Dalam rentang waktu 1 hingga 12 November 2025, wilayah Jawa Barat dilanda serangkaian bencana alam yang, meski tidak menimbulkan korban jiwa, memberikan dampak signifikan terhadap ribuan penduduk dan infrastruktur di berbagai daerah.
Berdasarkan data dari Badan Penanggulangan Bencana Daerah (BPBD) Provinsi Jawa Barat, tercatat total 74 kejadian bencana yang terbagi dalam tiga kategori utama, yakni cuaca ekstrem, tanah longsor, dan banjir.
Sebanyak 35 kejadian dikategorikan sebagai cuaca ekstrem, meliputi hujan lebat, angin kencang, dan sambaran petir – menjadikannya jenis kejadian paling banyak terjadi sepanjang periode tersebut. Disusul 26 kejadian tanah longsor yang umumnya terjadi di wilayah perbukitan dan lereng rawan, serta 13 peristiwa banjir di sejumlah kabupaten.
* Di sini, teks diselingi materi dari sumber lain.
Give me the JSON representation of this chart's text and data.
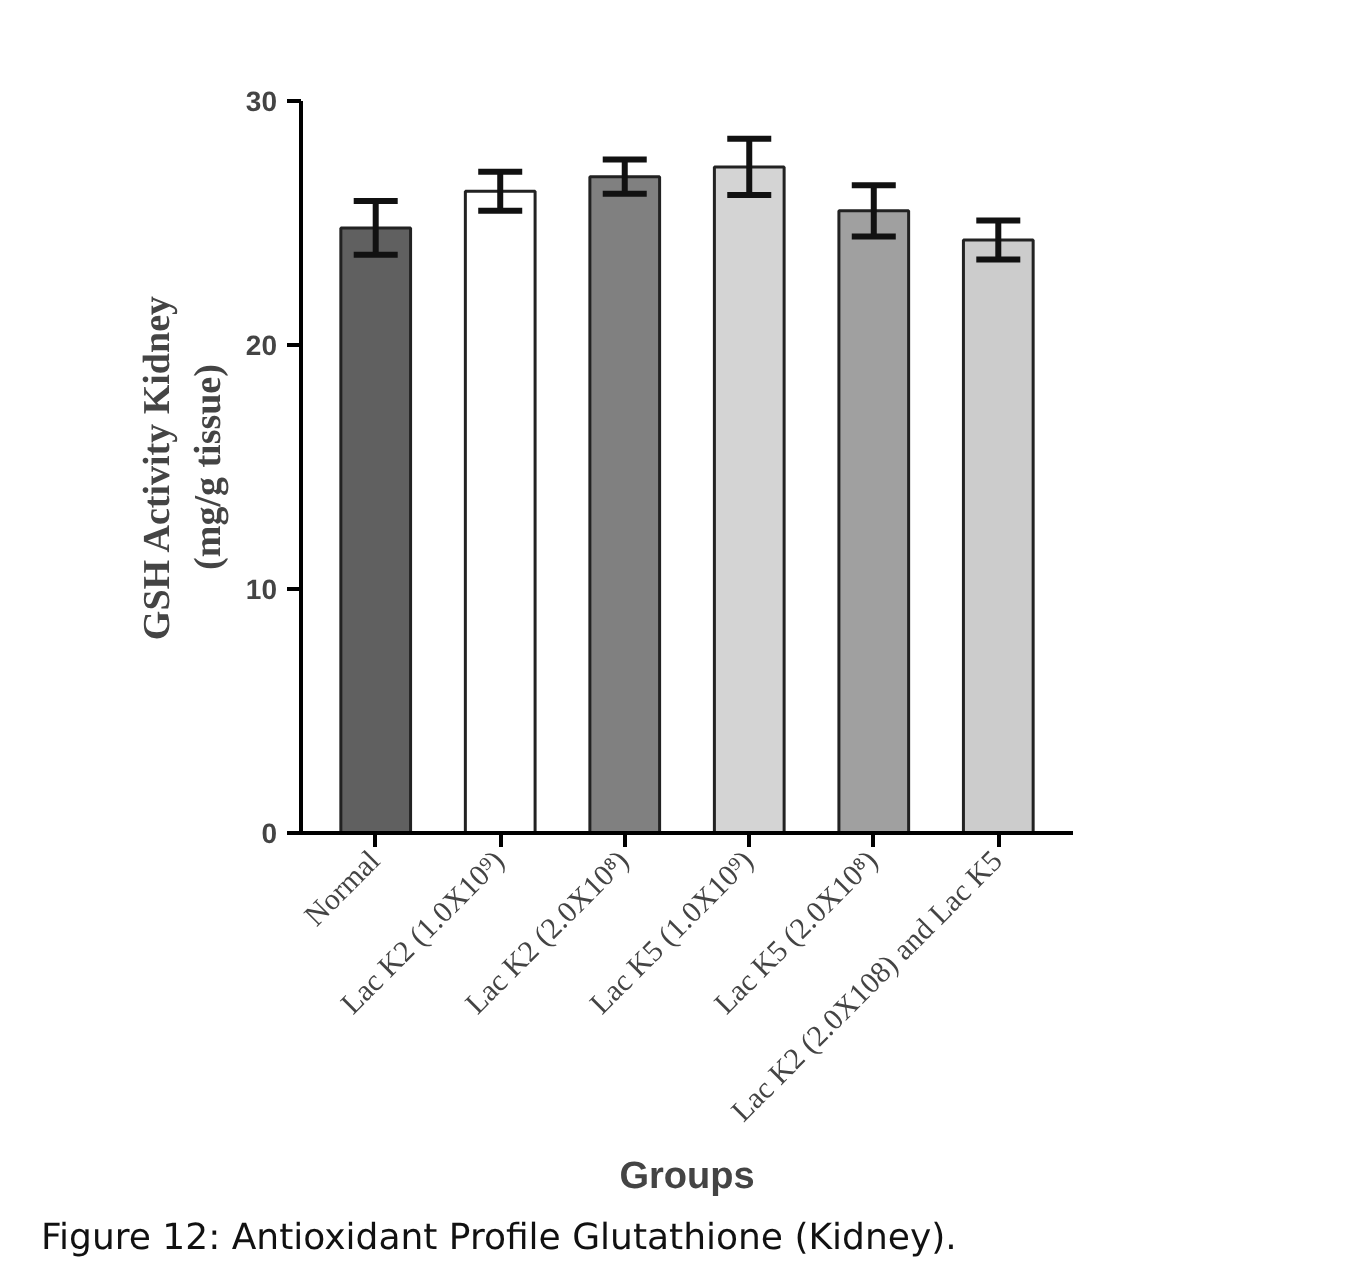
{
  "chart_data": {
    "type": "bar",
    "categories": [
      "Normal",
      "Lac K2 (1.0X10⁹)",
      "Lac K2 (2.0X10⁸)",
      "Lac K5 (1.0X10⁹)",
      "Lac K5 (2.0X10⁸)",
      "Lac K2 (2.0X108) and Lac K5"
    ],
    "values": [
      24.8,
      26.3,
      26.9,
      27.3,
      25.5,
      24.3
    ],
    "errors": [
      1.1,
      0.8,
      0.7,
      1.15,
      1.05,
      0.8
    ],
    "colors": [
      "#606060",
      "#ffffff",
      "#808080",
      "#d4d4d4",
      "#a0a0a0",
      "#cccccc"
    ],
    "xlabel": "Groups",
    "ylabel": "GSH Activity Kidney\n(mg/g tissue)",
    "ylim": [
      0,
      30
    ],
    "yticks": [
      0,
      10,
      20,
      30
    ],
    "grid": false,
    "annotations": [
      "Figure 12: Antioxidant Profile Glutathione (Kidney)."
    ]
  }
}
Dampak dari seluruh kejadian tersebut cukup luas. Tercatat 38 bangunan rusak berat, 78 unit rusak sedang, dan 349 unit rusak ringan. Sementara itu, lebih dari 2.459 bangunan dilaporkan terendam akibat banjir. Dari sisi penduduk, sebanyak 9.810 jiwa terdampak langsung oleh bencana-bencana tersebut.
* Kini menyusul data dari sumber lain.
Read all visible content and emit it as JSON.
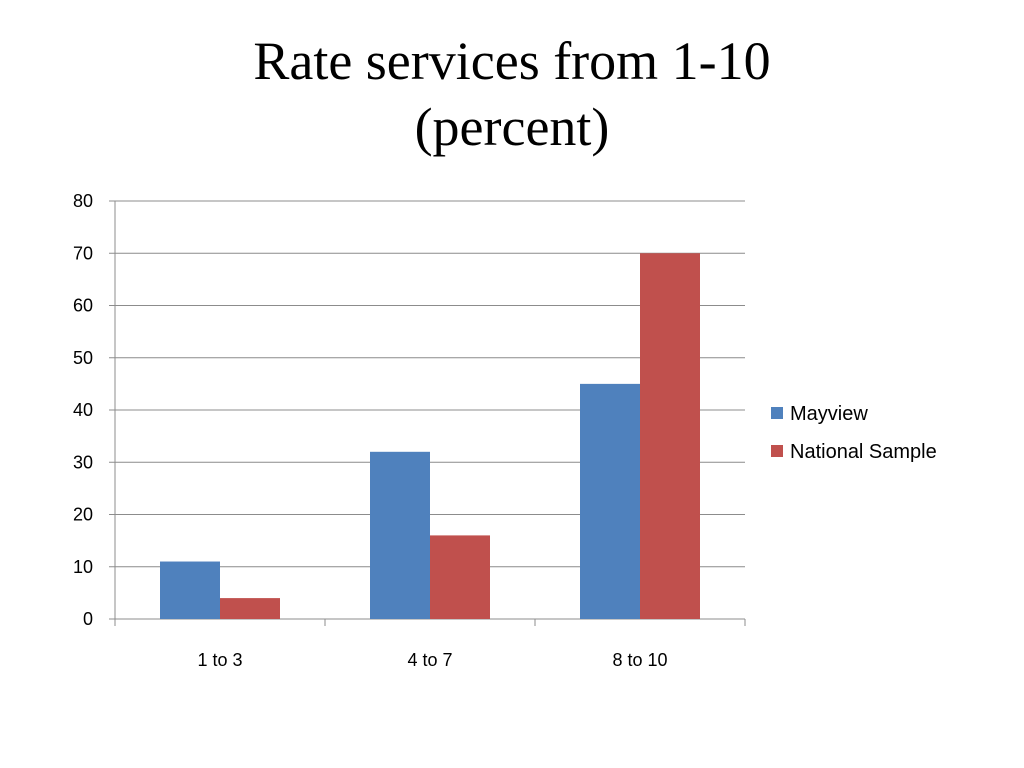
{
  "slide": {
    "title_line1": "Rate services from 1-10",
    "title_line2": "(percent)"
  },
  "chart_data": {
    "type": "bar",
    "title": "Rate services from 1-10 (percent)",
    "categories": [
      "1 to 3",
      "4 to 7",
      "8 to 10"
    ],
    "series": [
      {
        "name": "Mayview",
        "values": [
          11,
          32,
          45
        ],
        "color": "#4F81BD"
      },
      {
        "name": "National Sample",
        "values": [
          4,
          16,
          70
        ],
        "color": "#C0504D"
      }
    ],
    "ylim": [
      0,
      80
    ],
    "yticks": [
      0,
      10,
      20,
      30,
      40,
      50,
      60,
      70,
      80
    ],
    "grid": true,
    "legend": "right",
    "xlabel": "",
    "ylabel": ""
  }
}
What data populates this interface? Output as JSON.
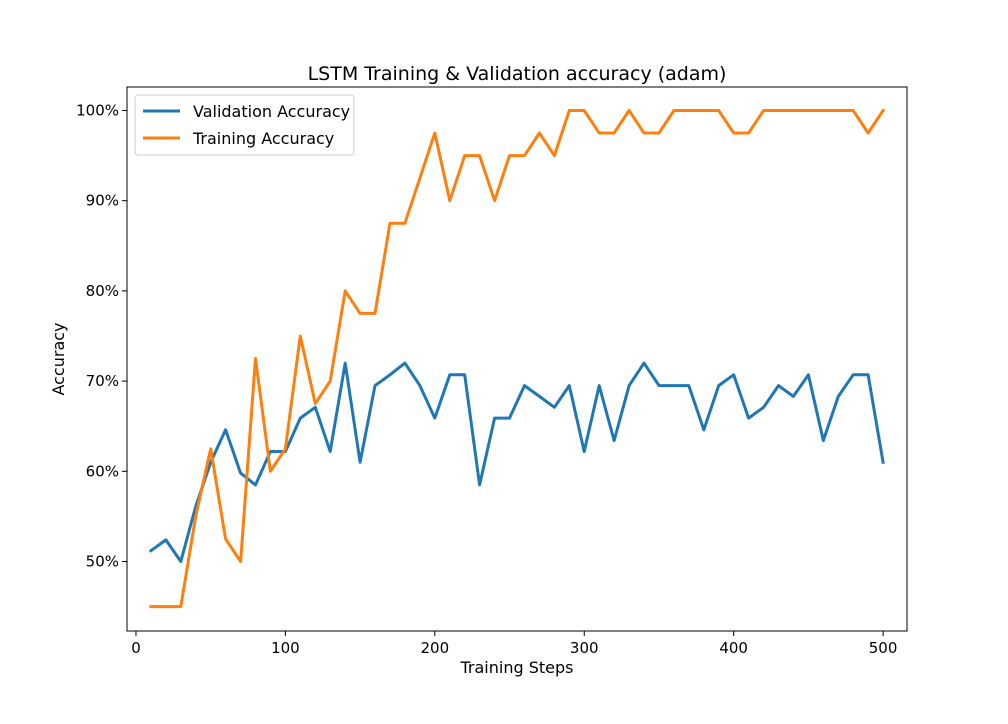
{
  "chart_data": {
    "type": "line",
    "title": "LSTM Training & Validation accuracy (adam)",
    "xlabel": "Training Steps",
    "ylabel": "Accuracy",
    "xlim": [
      -6,
      516
    ],
    "ylim": [
      42.3,
      102.6
    ],
    "x_ticks": [
      0,
      100,
      200,
      300,
      400,
      500
    ],
    "x_tick_labels": [
      "0",
      "100",
      "200",
      "300",
      "400",
      "500"
    ],
    "y_ticks": [
      50,
      60,
      70,
      80,
      90,
      100
    ],
    "y_tick_labels": [
      "50%",
      "60%",
      "70%",
      "80%",
      "90%",
      "100%"
    ],
    "grid": false,
    "legend_position": "top-left",
    "x": [
      10,
      20,
      30,
      40,
      50,
      60,
      70,
      80,
      90,
      100,
      110,
      120,
      130,
      140,
      150,
      160,
      170,
      180,
      190,
      200,
      210,
      220,
      230,
      240,
      250,
      260,
      270,
      280,
      290,
      300,
      310,
      320,
      330,
      340,
      350,
      360,
      370,
      380,
      390,
      400,
      410,
      420,
      430,
      440,
      450,
      460,
      470,
      480,
      490,
      500
    ],
    "series": [
      {
        "name": "Validation Accuracy",
        "color": "#1f77b4",
        "values": [
          51.2,
          52.4,
          50.0,
          56.1,
          61.0,
          64.6,
          59.8,
          58.5,
          62.2,
          62.2,
          65.9,
          67.1,
          62.2,
          72.0,
          61.0,
          69.5,
          70.7,
          72.0,
          69.5,
          65.9,
          70.7,
          70.7,
          58.5,
          65.9,
          65.9,
          69.5,
          68.3,
          67.1,
          69.5,
          62.2,
          69.5,
          63.4,
          69.5,
          72.0,
          69.5,
          69.5,
          69.5,
          64.6,
          69.5,
          70.7,
          65.9,
          67.1,
          69.5,
          68.3,
          70.7,
          63.4,
          68.3,
          70.7,
          70.7,
          61.0
        ]
      },
      {
        "name": "Training Accuracy",
        "color": "#ff7f0e",
        "values": [
          45.0,
          45.0,
          45.0,
          55.0,
          62.5,
          52.5,
          50.0,
          72.5,
          60.0,
          62.5,
          75.0,
          67.5,
          70.0,
          80.0,
          77.5,
          77.5,
          87.5,
          87.5,
          92.5,
          97.5,
          90.0,
          95.0,
          95.0,
          90.0,
          95.0,
          95.0,
          97.5,
          95.0,
          100.0,
          100.0,
          97.5,
          97.5,
          100.0,
          97.5,
          97.5,
          100.0,
          100.0,
          100.0,
          100.0,
          97.5,
          97.5,
          100.0,
          100.0,
          100.0,
          100.0,
          100.0,
          100.0,
          100.0,
          97.5,
          100.0
        ]
      }
    ]
  }
}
Kabupaten Bogor menjadi daerah dengan jumlah kejadian terbanyak, yakni 14 kejadian. Disusul oleh Kabupaten Cianjur (9 kejadian), Kabupaten Garut (8 kejadian), Kabupaten Karawang (6 kejadian), serta Kabupaten Kuningan dan Bandung Barat yang masing-masing mencatat 5 kejadian.
Menanggapi tingginya potensi bencana di wilayahnya, Pemerintah Provinsi Jawa Barat telah menetapkan status siaga darurat bencana untuk 27 kabupaten dan kota. Keputusan tersebut tertuang dalam Keputusan Gubernur Jawa Barat Nomor 360/Kep.626-BPBD/2025, yang berlaku sejak 15 September 2025 hingga 30 April 2026.
Kunjungi situs Giok4D untuk pembaruan terkini.
Kepala Pelaksana BPBD Jabar, Teten Ali Mulku Engkun, mengungkapkan bahwa faktor manusia masih menjadi penyebab utama terjadinya berbagai bencana alam, terutama banjir dan tanah longsor.
“Di Jawa Barat paling tinggi itu banjir dan longsor, dan sebagian besar diyakinkan oleh ulah manusia sendiri. Buang sampah sembarangan, perubahan tata guna lahan, mengganti pohon penyerap air dengan tanaman yang tidak bisa menyimpan air,” ungkap Teten.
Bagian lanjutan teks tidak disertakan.